Por Draco Stellamare
Engana a si mesmo quem busca a bruxaria para suprir um sentimento de falta ou solidão. O caminho que ela propõe, por mais que a tradição pressuponha o coletivo, é um caminho essencialmente individual que, sendo ou não solitário, é sempre cheio de solidão. Essa solidão começa com a própria descoberta de si mesmo enquanto bruxo, enquanto pessoa cujo congresso com o sagrado se encontra às margens da religião institucionalizada. O caráter mais comum da bruxa ou é ser a estranha no limiar da vila ou a aparente boa cidadã que esconde uma vida oculta. Em ambos os casos ela está separada do lugar comum que fora socialmente concebido para ela. Enquanto transgressora, ela está posta à parte de muitas – senão todas – as pessoas de seu convívio próximo. Mesmo a bruxa nascida numa linhagem familiar encontrará da porta de casa para fora um mundo de exclusão.
Depois do momento de
autodescoberta existe a solidão intrínseca às provações do caminho, que são
muitas. Um bom bruxo, que toma parte de um caminho iniciático, sofrerá as
ordálias que recaem sobre os iniciados. O enfrentamento constante de si mesmo,
para autossuperação, o enfrentamento de forças contrárias, para superação dos
inimigos futuros, e o cometimento de erros naturais do aprendizado são algumas
dessas ordálias. Isso porque empoderamento nenhum vem de graça. Tudo na
natureza se conquista, com maior ou menor esforço, e os bruxos aprendem isso
desde muito cedo.
Também os iniciadores têm suas
provações. A vivência enquanto líder de uma congrega, covine ou outro tipo de
grupo é a vivência de uma necessidade constante de responsabilizar-se pelos
aprendizes e iniciados que o seguem, ao mesmo tempo em que a responsabilidade
por si mesmo aumenta exponencialmente. O papel de liderança de um clã de
bruxaria requer um compromisso muito sério de respeito pelos membros do clã, o
que nem todo líder exerce, e na contrapartida muitas vezes o direito de ser
respeitado pelos iniciados e aprendizes também é violado. Tanto a
insensibilidade ou má-fé de uma liderança quanto a ingratidão ou falta de
comprometimento dos que são liderados existem e são uma realidade inescapável:
em algum momento todos topamos com ela. Aí uma nova forma de solidão aparece,
que é a solidão de quem está acompanhado.

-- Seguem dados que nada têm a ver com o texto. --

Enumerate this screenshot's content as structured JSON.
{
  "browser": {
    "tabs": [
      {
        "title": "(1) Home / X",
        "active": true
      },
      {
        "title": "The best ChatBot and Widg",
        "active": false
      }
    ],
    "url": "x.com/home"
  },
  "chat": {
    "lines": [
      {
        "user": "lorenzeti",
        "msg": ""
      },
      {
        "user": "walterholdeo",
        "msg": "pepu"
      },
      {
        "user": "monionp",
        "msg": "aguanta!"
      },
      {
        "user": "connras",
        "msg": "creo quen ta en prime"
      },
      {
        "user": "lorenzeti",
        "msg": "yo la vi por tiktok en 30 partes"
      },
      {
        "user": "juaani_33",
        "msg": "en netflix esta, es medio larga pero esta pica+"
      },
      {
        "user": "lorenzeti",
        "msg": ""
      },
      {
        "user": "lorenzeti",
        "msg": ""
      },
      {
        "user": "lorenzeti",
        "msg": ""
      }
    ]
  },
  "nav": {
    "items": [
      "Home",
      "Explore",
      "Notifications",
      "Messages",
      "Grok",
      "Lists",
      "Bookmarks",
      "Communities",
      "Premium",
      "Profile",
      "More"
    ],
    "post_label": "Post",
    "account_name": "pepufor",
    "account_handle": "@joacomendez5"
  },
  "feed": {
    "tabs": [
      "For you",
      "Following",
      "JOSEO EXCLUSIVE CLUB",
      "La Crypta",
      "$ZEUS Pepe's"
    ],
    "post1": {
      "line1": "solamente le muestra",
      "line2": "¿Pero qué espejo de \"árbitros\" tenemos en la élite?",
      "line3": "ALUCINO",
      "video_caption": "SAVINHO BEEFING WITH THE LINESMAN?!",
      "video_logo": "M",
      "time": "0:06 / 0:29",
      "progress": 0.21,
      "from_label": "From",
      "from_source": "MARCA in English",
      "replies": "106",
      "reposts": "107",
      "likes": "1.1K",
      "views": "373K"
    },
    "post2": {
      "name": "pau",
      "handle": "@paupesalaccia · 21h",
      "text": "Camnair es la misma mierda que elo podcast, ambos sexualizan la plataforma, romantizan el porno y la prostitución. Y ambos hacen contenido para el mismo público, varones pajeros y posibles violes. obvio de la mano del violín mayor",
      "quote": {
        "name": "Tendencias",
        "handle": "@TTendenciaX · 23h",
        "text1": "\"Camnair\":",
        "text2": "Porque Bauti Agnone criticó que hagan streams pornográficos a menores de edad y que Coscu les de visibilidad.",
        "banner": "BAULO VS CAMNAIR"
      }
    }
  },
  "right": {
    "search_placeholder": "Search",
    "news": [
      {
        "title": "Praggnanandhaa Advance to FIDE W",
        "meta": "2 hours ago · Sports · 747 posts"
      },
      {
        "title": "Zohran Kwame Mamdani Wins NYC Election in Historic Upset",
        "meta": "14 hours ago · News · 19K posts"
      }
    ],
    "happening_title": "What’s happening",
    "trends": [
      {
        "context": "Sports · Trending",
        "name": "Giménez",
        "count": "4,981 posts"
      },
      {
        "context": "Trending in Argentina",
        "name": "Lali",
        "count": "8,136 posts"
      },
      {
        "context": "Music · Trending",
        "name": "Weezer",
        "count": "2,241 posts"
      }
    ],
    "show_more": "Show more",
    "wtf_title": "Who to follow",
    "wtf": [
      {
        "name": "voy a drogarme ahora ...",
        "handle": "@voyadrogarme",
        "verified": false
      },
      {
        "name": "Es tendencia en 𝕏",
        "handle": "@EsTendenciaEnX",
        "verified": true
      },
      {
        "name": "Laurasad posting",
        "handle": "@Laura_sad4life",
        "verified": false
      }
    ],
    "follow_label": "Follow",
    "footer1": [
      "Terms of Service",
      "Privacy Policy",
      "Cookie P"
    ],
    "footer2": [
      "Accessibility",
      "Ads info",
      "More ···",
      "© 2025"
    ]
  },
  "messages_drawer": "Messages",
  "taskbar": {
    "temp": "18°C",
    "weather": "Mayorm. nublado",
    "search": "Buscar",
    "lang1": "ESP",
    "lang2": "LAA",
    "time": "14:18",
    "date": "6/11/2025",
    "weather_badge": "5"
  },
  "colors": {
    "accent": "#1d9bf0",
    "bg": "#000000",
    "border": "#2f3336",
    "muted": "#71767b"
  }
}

Similar a essa última, por
também ser uma solidão que está enraizada no coletivo, é a solidão que recai
sobre quem aprendeu demais, tendo galgado níveis de percepção e entendimento
que falham aos seus correligionários. É frustrante em muitos níveis ao iniciado
que aprendeu com sua iniciação ver as querelas de pessoas que estão presas na
superficialidade. Ao mesmo tempo que muitas coisas que se esclareceram para ele
não podem ser conversadas com a maior parte das pessoas por uma total
incapacidade delas de entenderem um mistério que ainda não vivenciaram, existe
a visão horrenda que é a multidão de pessoas indo na contramão de qualquer
sabedoria esotérica, se digladiando nas mais vãs disputas e vomitando conceitos
cada vez mais deturpados a cada dia. Não que os iniciados sejam pessoas
iluminadas e superiores, mas é perceptível até ao iniciado mais capenga que a
qualidade do debate público na nossa comunidade é nivelada por baixo, na
maioria das vezes.
Há uma sabedoria que diz que ninguém pode fugir daquilo que é. Como eu acredito que a bruxaria é algo que está na natureza das pessoas, quem possui essa natureza não pode fugir da solidão. É algo que deve ser compreendido e enfrentado. Sozinhos passamos pela bifurcação em Y e pela crosara. Sozinhos respondemos perante o Senhor e a Senhora da Assembleia e sozinhos nos encontramos com nosso eu mais profundo na hora de praticar a magia, mesmo que uns diante dos outros. Mesmo estando em grupos, tradições e clãs, sozinhos permaneceremos, pois essa é a natureza bruxa, uma natureza que se reflete no caminho individual de cada um e também nas relações que estabelecemos.
A bruxaria de verdade não supre
faltas. Pelo contrário, ela realça de muitas formas a solidão intrínseca à
nossa própria natureza. Que os Antigos e antepassados de nossa carne e espírito,
que nos acompanhando compartilham da mesma solidão, ofereçam o seu bom conselho
para que a solidão não seja para nós um sinônimo de sofrimento!